Haiti: World Vision unterstützt Krankenhäuser und trifft Vorsichtsmaßnahmen wegen Cholera-Ausbruch

Nathalie Nelson and Dominique Bien-aimé von World Vision installieren Handwasch-Stationen und beantworten Fragen der Bewohner von Notlagern zur Cholera-Gefahr.

PORT-AU-PRINCE, 22. Oktober 2010. Die Regierung von Haiti hat den Ausbruch von Cholera im Zentralplateau des Karibikstaates bestätigt. World Vision leistet Hilfe und trifft Vorkehrungen, um gefährdete Menschen und auch die eigenen Mitarbeiter zu schützen.

Die Gesundheits-und Wasserteams von World Vision bringen medizinische Hilfsgüter wie Mittel zur Entkeimung und gegen Dehydrierung, in die betroffene Region, um die Versorgung der Kranken zu unterstützen. Nach Angaben des nationalen Gesundheitsverbandes starben bereits mindestens 135 Menschen an der Infektionskrankheit, etwa 1500 weitere sind erkrankt.

Die Krankenhäuser im Norden, vor allem in der Stadt Saint Marc (rund 100 Kilometer nördlich der Hauptstadt), sind bereits überlastet und brauchen dringend Unterstützung . Viele Patienten müssen draußen warten. “Das ist sehr schlimm und beängstigend”, sagt Dr. Estrella Serrano von World Vision Haiti. “Einige zeigten offenbar erst 22-24 Stunden vor ihrem Tod symptome.” Cholera seit gut zu behandeln, könne aber unbehandelt innerhalb von Stunden zum Tod führen.

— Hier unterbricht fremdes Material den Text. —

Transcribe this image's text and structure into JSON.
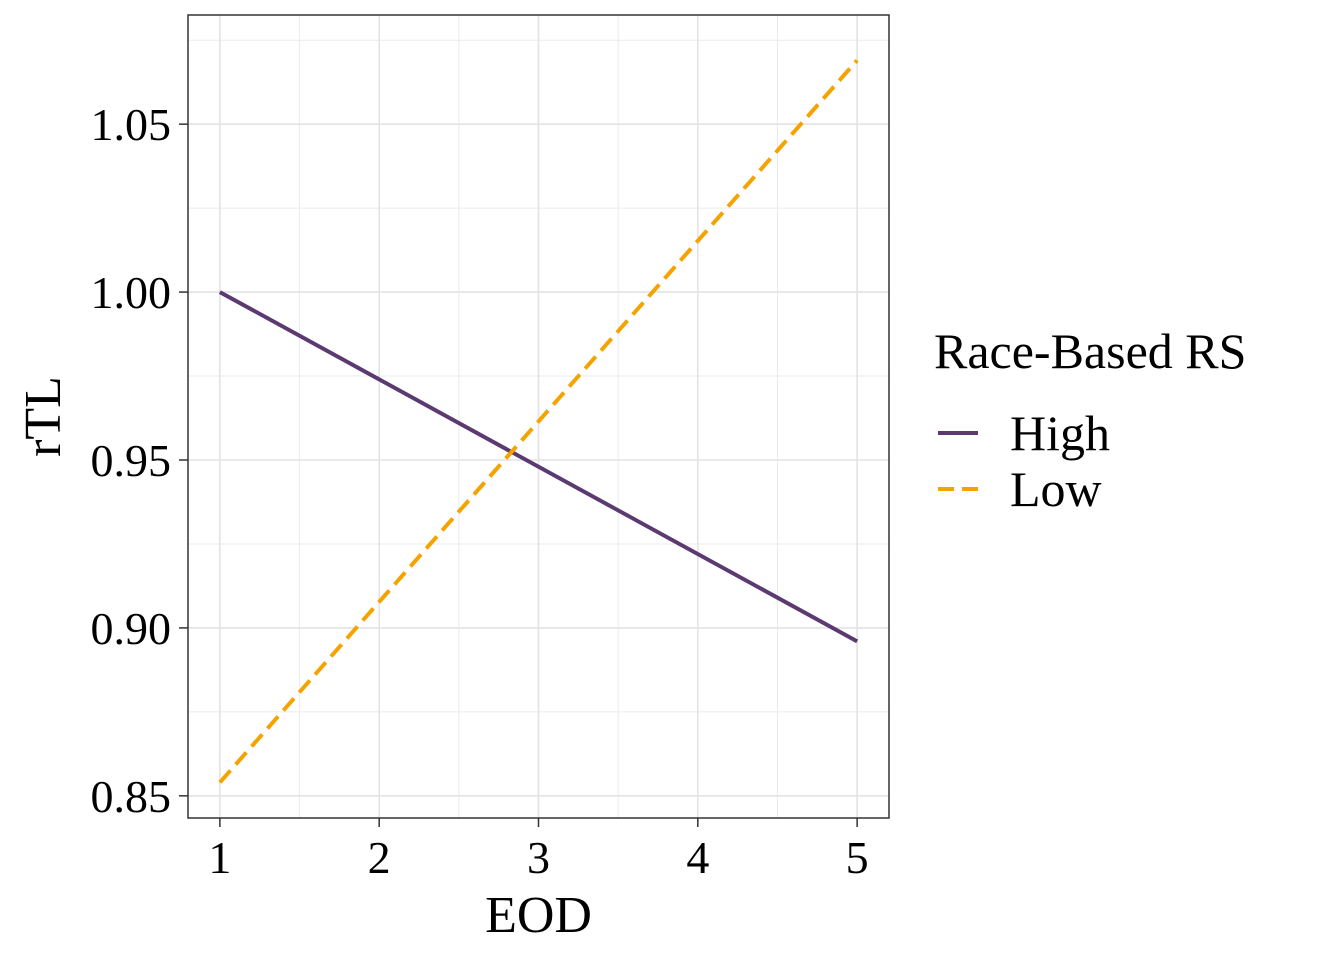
{
  "chart_data": {
    "type": "line",
    "title": "",
    "xlabel": "EOD",
    "ylabel": "rTL",
    "xlim": [
      0.8,
      5.2
    ],
    "ylim": [
      0.8434,
      1.0825
    ],
    "x_ticks": [
      1,
      2,
      3,
      4,
      5
    ],
    "x_tick_labels": [
      "1",
      "2",
      "3",
      "4",
      "5"
    ],
    "y_ticks": [
      0.85,
      0.9,
      0.95,
      1.0,
      1.05
    ],
    "y_tick_labels": [
      "0.85",
      "0.90",
      "0.95",
      "1.00",
      "1.05"
    ],
    "grid": true,
    "legend": {
      "title": "Race-Based RS",
      "position": "right"
    },
    "series": [
      {
        "name": "High",
        "color": "#5b3a72",
        "dash": "solid",
        "x": [
          1,
          5
        ],
        "y": [
          1.0,
          0.896
        ]
      },
      {
        "name": "Low",
        "color": "#f5a300",
        "dash": "dashed",
        "x": [
          1,
          5
        ],
        "y": [
          0.854,
          1.069
        ]
      }
    ]
  }
}
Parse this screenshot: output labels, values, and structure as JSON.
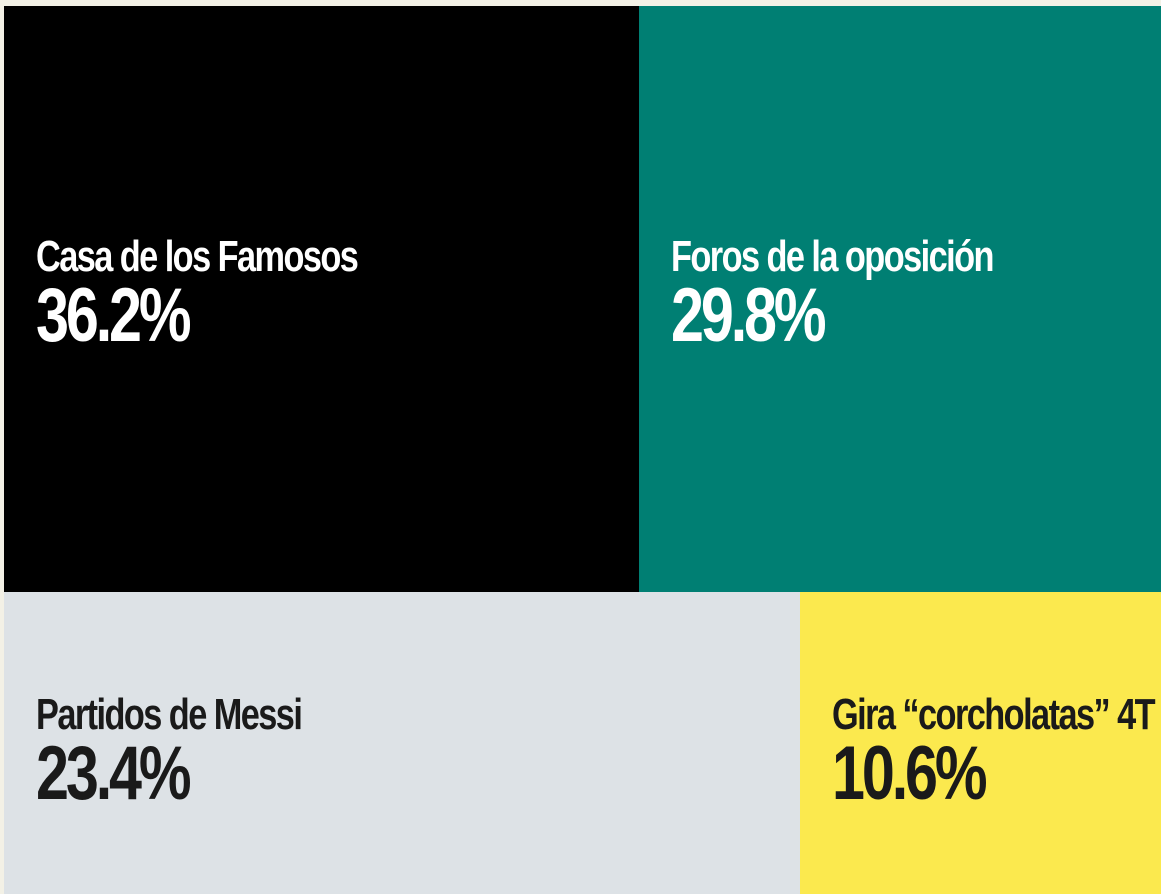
{
  "chart_data": {
    "type": "treemap",
    "title": "",
    "unit": "%",
    "categories": [
      "Casa de los Famosos",
      "Foros de la oposición",
      "Partidos de Messi",
      "Gira “corcholatas” 4T"
    ],
    "values": [
      36.2,
      29.8,
      23.4,
      10.6
    ],
    "value_labels": [
      "36.2%",
      "29.8%",
      "23.4%",
      "10.6%"
    ],
    "colors": [
      "#000000",
      "#007f73",
      "#dde2e6",
      "#fbe94e"
    ],
    "text_colors": [
      "#ffffff",
      "#ffffff",
      "#1a1a1a",
      "#1a1a1a"
    ]
  }
}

World Vision hat langfristige Entwicklungsprojekt in der Region Artibonite, aber bisher wurden dort keine Cholera-Fälle gemeldet.
Auch in der Hauptstadt Port au Prince sind bisher keine Infektionen gemeldet worden. Eine Ausbreitung dort könnte nach Einschätzung vieler Hilfsorganisationen desaströse Folgen haben, da noch über eine Million Menschen seit dem Erdbeben dicht gedrängt in Notlagern leben. Auch außerhalb der Notlager gibt es besonders gefährdete Menschen, die unter wenig hygienischen Bedingungen leben.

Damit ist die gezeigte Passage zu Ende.